Criminal investigations were initiated in nearly 40% of the cases, according to HPD’s latest report, although the Honolulu Prosecutor’s Office was notified in just over a quarter of the 61 total misconduct cases.

The Honolulu Police Department gave 17 officers discharge notices in 2021, but just three of those officers lost their jobs while 14 of them are still going through the grievance and arbitration process.

Honolulu Police Department Headquarters.
The Honolulu Police Department suspended or fired a record-high number of officers last year, according to the department’s disciplinary report. Cory Lum/Civil Beat/2021

Since 2020, state law has required police departments to disclose the names of officers who have been either suspended or fired following the conclusion of grievance and arbitration processes and the discipline has been finalized.

The Honolulu Police Department’s latest report names 19 officers, including three who were terminated and 16 who were suspended.

Those officers include Mason Jordan, who provided a minor with alcohol and refused to participate in the administrative investigation into the incident, according to the report. Jordan resigned before he was fired and the Prosecuting Attorney’s Office was never notified about the incident.

Honolulu Police Misconduct Database

Justin Castro was also fired for engaging in a romantic relationship with a subordinate officer, then forcing the officer to continue the relationship or face possible termination, according to the report. Castro also resigned before he was fired and the Prosecuting Attorney’s Office was never notified.

The report identifies Albert Lee as the third officer to be discharged following the conclusion of the grievance and arbitration process. Lee, who had been an HPD sergeant, was fired for a 2016 car crash that damaged a Hawaiian Electric Co. substation and knocked out power to approximately 1,700 residents in Hawaii Kai.

Lee was initially charged with drunken driving, but the case was transferred to Kauai prosecutors after his attorney, Megan Kau, claimed a conflict of interest and said her client was being targeted for speaking out against his former boss Louis Kealoha, and his wife, deputy prosecutor Katherine Kealoha. Lee’s charges were later reduced to reckless driving, to which he pleaded no contest and was sentenced to pay a $500 fine and perform 60 hours of community service.

Lee’s was not the only name associated with the Kealoha scandal on HPD’s latest disciplinary report. Daniel Sellers, a police sergeant who pleaded guilty in 2019 to helping the Kealohas frame a family member for the theft of their mailbox, was also identified in the report for having been suspended for 20 days.

Kealoha case witness or defendant.
Daniel Sellers, one of several HPD officers who faced criminal charges as part of the Kealoha scandal, was suspended, according to HPD’s report. Cory Lum/Civil Beat/2018

Sellers, who was initially fired before he was reinstated through arbitration, was suspended 20 days for failing to submit proper paperwork to the department, according to the report.

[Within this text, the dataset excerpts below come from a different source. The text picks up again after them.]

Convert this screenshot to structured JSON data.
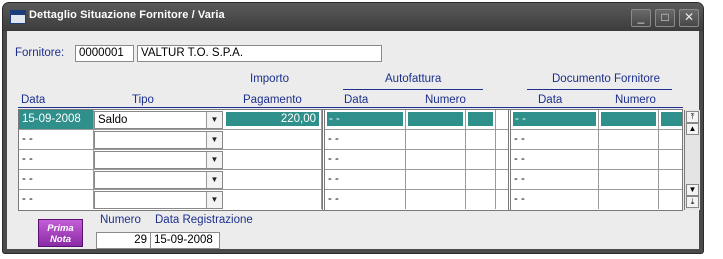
{
  "window": {
    "title": "Dettaglio Situazione Fornitore / Varia",
    "controls": {
      "minimize": "_",
      "maximize": "□",
      "close": "✕"
    }
  },
  "fornitore": {
    "label": "Fornitore:",
    "code": "0000001",
    "name": "VALTUR T.O. S.P.A."
  },
  "headers": {
    "data": "Data",
    "tipo": "Tipo",
    "importo_top": "Importo",
    "importo_bottom": "Pagamento",
    "autofattura": "Autofattura",
    "autofattura_data": "Data",
    "autofattura_numero": "Numero",
    "doc_fornitore": "Documento Fornitore",
    "doc_data": "Data",
    "doc_numero": "Numero"
  },
  "rows": [
    {
      "data": "15-09-2008",
      "tipo": "Saldo",
      "importo": "220,00",
      "af_data": "- -",
      "doc_data": "- -"
    },
    {
      "data": "- -",
      "tipo": "",
      "importo": "",
      "af_data": "- -",
      "doc_data": "- -"
    },
    {
      "data": "- -",
      "tipo": "",
      "importo": "",
      "af_data": "- -",
      "doc_data": "- -"
    },
    {
      "data": "- -",
      "tipo": "",
      "importo": "",
      "af_data": "- -",
      "doc_data": "- -"
    },
    {
      "data": "- -",
      "tipo": "",
      "importo": "",
      "af_data": "- -",
      "doc_data": "- -"
    }
  ],
  "footer": {
    "prima_nota_line1": "Prima",
    "prima_nota_line2": "Nota",
    "numero_label": "Numero",
    "data_reg_label": "Data Registrazione",
    "numero_value": "29",
    "data_reg_value": "15-09-2008"
  },
  "colors": {
    "selected_row": "#2f8f8b",
    "label_blue": "#1c2f8c",
    "prima_nota": "#a63fbf"
  }
}
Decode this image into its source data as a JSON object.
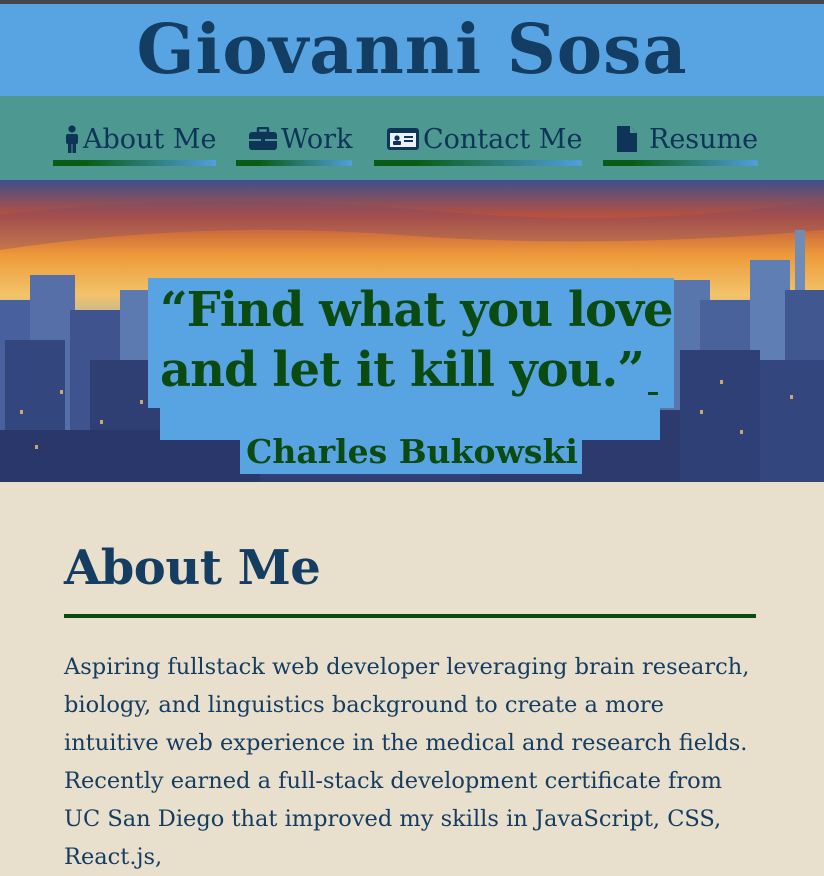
{
  "site": {
    "title": "Giovanni Sosa"
  },
  "nav": {
    "items": [
      {
        "label": "About Me",
        "icon": "person-icon"
      },
      {
        "label": "Work",
        "icon": "briefcase-icon"
      },
      {
        "label": "Contact Me",
        "icon": "id-card-icon"
      },
      {
        "label": "Resume",
        "icon": "file-icon"
      }
    ]
  },
  "hero": {
    "quote_line1": "“Find what you love",
    "quote_line2": "and let it kill you.”",
    "author": "Charles Bukowski"
  },
  "about": {
    "heading": "About Me",
    "body": "Aspiring fullstack web developer leveraging brain research, biology, and linguistics background to create a more intuitive web experience in the medical and research fields. Recently earned a full-stack development certificate from UC San Diego that improved my skills in JavaScript, CSS, React.js,"
  },
  "colors": {
    "header_bg": "#58a4e2",
    "nav_bg": "#4d9891",
    "title_text": "#143d63",
    "quote_text": "#0b4a10",
    "page_bg": "#e8dfcd"
  }
}
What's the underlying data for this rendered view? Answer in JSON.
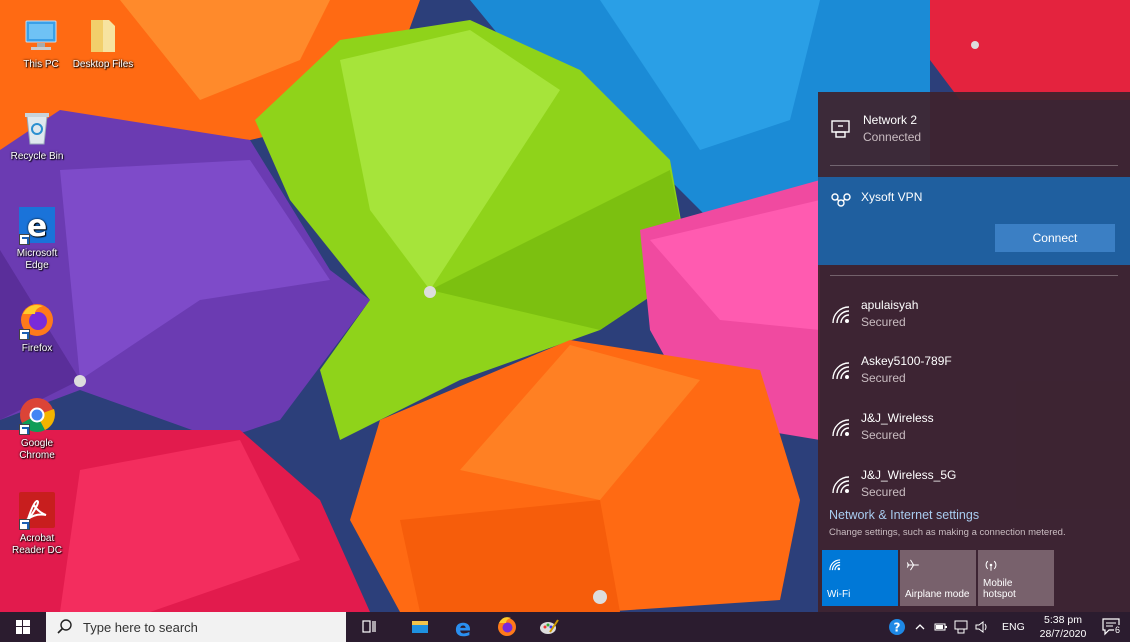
{
  "desktop": {
    "icons": [
      {
        "label": "This PC",
        "icon": "computer-icon"
      },
      {
        "label": "Desktop Files",
        "icon": "folder-icon"
      },
      {
        "label": "Recycle Bin",
        "icon": "recycle-bin-icon"
      },
      {
        "label": "Microsoft Edge",
        "icon": "edge-icon"
      },
      {
        "label": "Firefox",
        "icon": "firefox-icon"
      },
      {
        "label": "Google Chrome",
        "icon": "chrome-icon"
      },
      {
        "label": "Acrobat Reader DC",
        "icon": "acrobat-icon"
      }
    ]
  },
  "network_flyout": {
    "wired": {
      "name": "Network 2",
      "status": "Connected",
      "icon": "ethernet-icon"
    },
    "vpn": {
      "name": "Xysoft VPN",
      "button": "Connect",
      "icon": "vpn-icon"
    },
    "wifi": [
      {
        "name": "apulaisyah",
        "status": "Secured"
      },
      {
        "name": "Askey5100-789F",
        "status": "Secured"
      },
      {
        "name": "J&J_Wireless",
        "status": "Secured"
      },
      {
        "name": "J&J_Wireless_5G",
        "status": "Secured"
      }
    ],
    "settings_link": "Network & Internet settings",
    "settings_desc": "Change settings, such as making a connection metered.",
    "quick_actions": [
      {
        "label": "Wi-Fi",
        "active": true,
        "icon": "wifi-icon"
      },
      {
        "label": "Airplane mode",
        "active": false,
        "icon": "airplane-icon"
      },
      {
        "label": "Mobile\nhotspot",
        "active": false,
        "icon": "hotspot-icon"
      }
    ]
  },
  "taskbar": {
    "search_placeholder": "Type here to search",
    "apps": [
      "task-view-icon",
      "file-explorer-icon",
      "edge-icon",
      "firefox-icon",
      "paint-icon"
    ],
    "tray": {
      "language": "ENG",
      "time": "5:38 pm",
      "date": "28/7/2020",
      "notification_count": "6"
    }
  },
  "colors": {
    "flyout_bg": "#3e222d",
    "vpn_highlight": "#1f5f9f",
    "accent": "#0078d7",
    "taskbar_bg": "#2b1c2f"
  }
}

The longest suspension an officer faced according to the annual report was the 130-day suspension Bruce Kim was given for operating a vehicle under the influence of an intoxicant. Kim was initially fired, but the punishment was reduced to a lengthy suspension following the grievance process.

A total of three officers faced one-day suspensions for failing to establish an inner perimeter or notify HPD’s communications division about a barricade incident. Two of those officers have been named while the third was not because a grievance is still pending in his case.

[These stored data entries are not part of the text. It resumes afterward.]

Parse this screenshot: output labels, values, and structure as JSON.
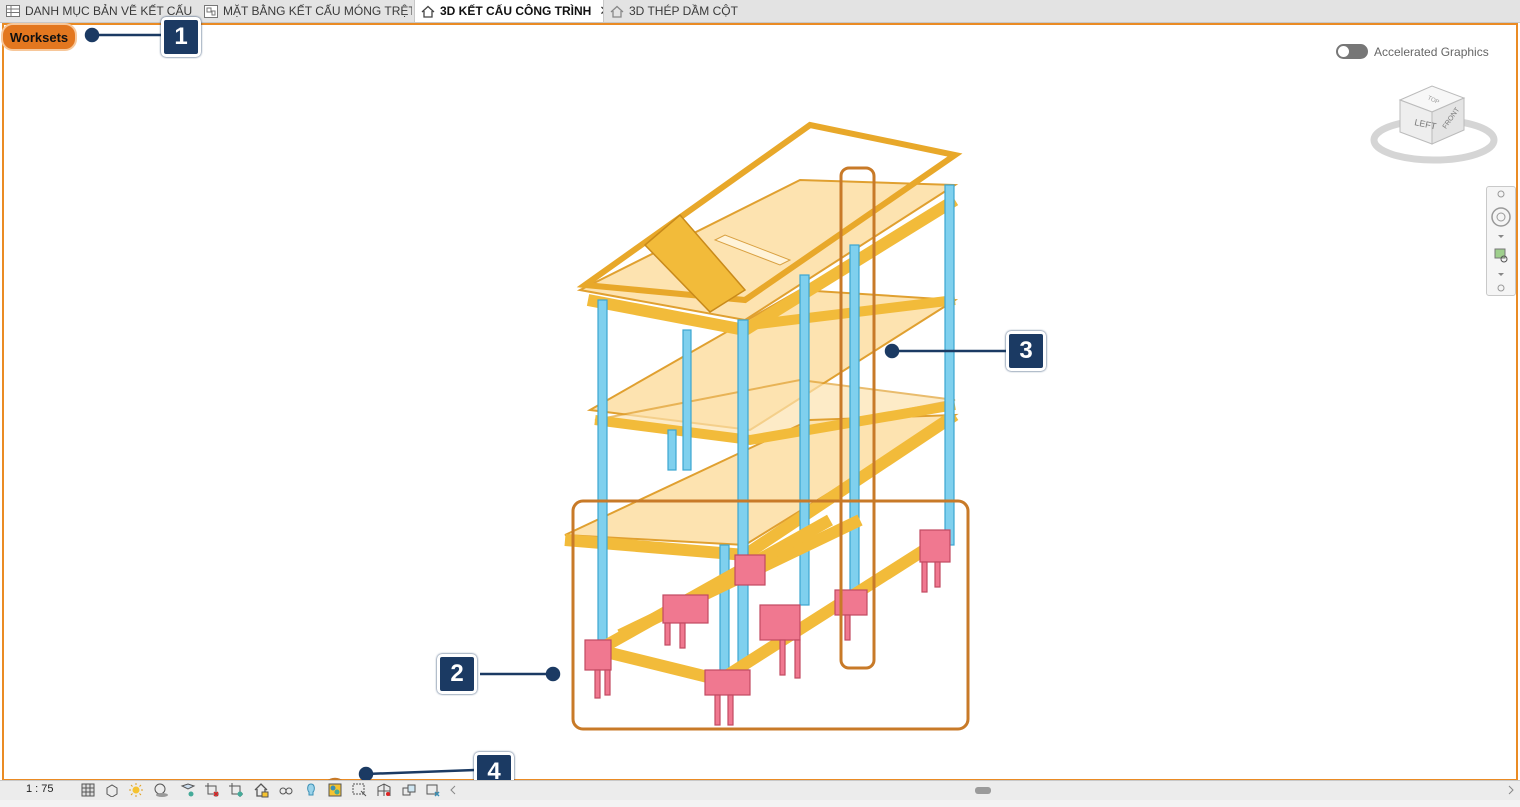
{
  "tabs": [
    {
      "label": "DANH MỤC BẢN VẼ KẾT CẤU",
      "icon": "sheet-list-icon",
      "active": false
    },
    {
      "label": "MẶT BẰNG KẾT CẤU MÓNG TRỆT",
      "icon": "plan-view-icon",
      "active": false
    },
    {
      "label": "3D KẾT CẤU CÔNG TRÌNH",
      "icon": "house-3d-icon",
      "active": true,
      "close": "✕"
    },
    {
      "label": "3D THÉP DẦM CỘT",
      "icon": "house-3d-icon",
      "active": false
    }
  ],
  "worksets_label": "Worksets",
  "accelerated_graphics_label": "Accelerated Graphics",
  "viewcube": {
    "left_label": "LEFT",
    "front_label": "FRONT",
    "top_label": "TOP"
  },
  "callouts": [
    "1",
    "2",
    "3",
    "4"
  ],
  "status": {
    "scale": "1 : 75"
  },
  "colors": {
    "accent_orange": "#ea8b24",
    "callout_navy": "#1b3a63",
    "beam_yellow": "#f2bb3a",
    "slab_cream": "#fde3b0",
    "column_blue": "#7fd0ee",
    "footing_pink": "#f07890",
    "highlight_brown": "#c87a28"
  }
}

One of those officers was Christopher Fredeluces, who also was charged with attempted murder in connection with the fatal shooting of 16-year-old Iremamber Sykap, although the charge was later dismissed after a judge found prosecutors failed to prove their case against Fredeluces and two other officers.

The second officer was identified as Grant Kimura, who also was reportedly arrested for abuse in Las Vegas in 2016.

The Hawaii County Police Department also filed its annual disciplinary report to the Legislature on Monday. Its report showed 11 officers were terminated and dozens more were suspended. The Hawaii County Police Department’s disciplinary report notably contains less details about the reasons for suspensions and firings than the Honolulu Police Department’s.

Of those discharged in Hawaii County, one was fired for allegedly committing sexual assault, another was accused of robbery, and a third was discharged for theft.

Two Hawaii County officers were discharged for bringing the department into “disrepute,” but no further detail was given.

All 11 of the officers discharged by the Hawaii County Police Department still have pending grievances, according to the report.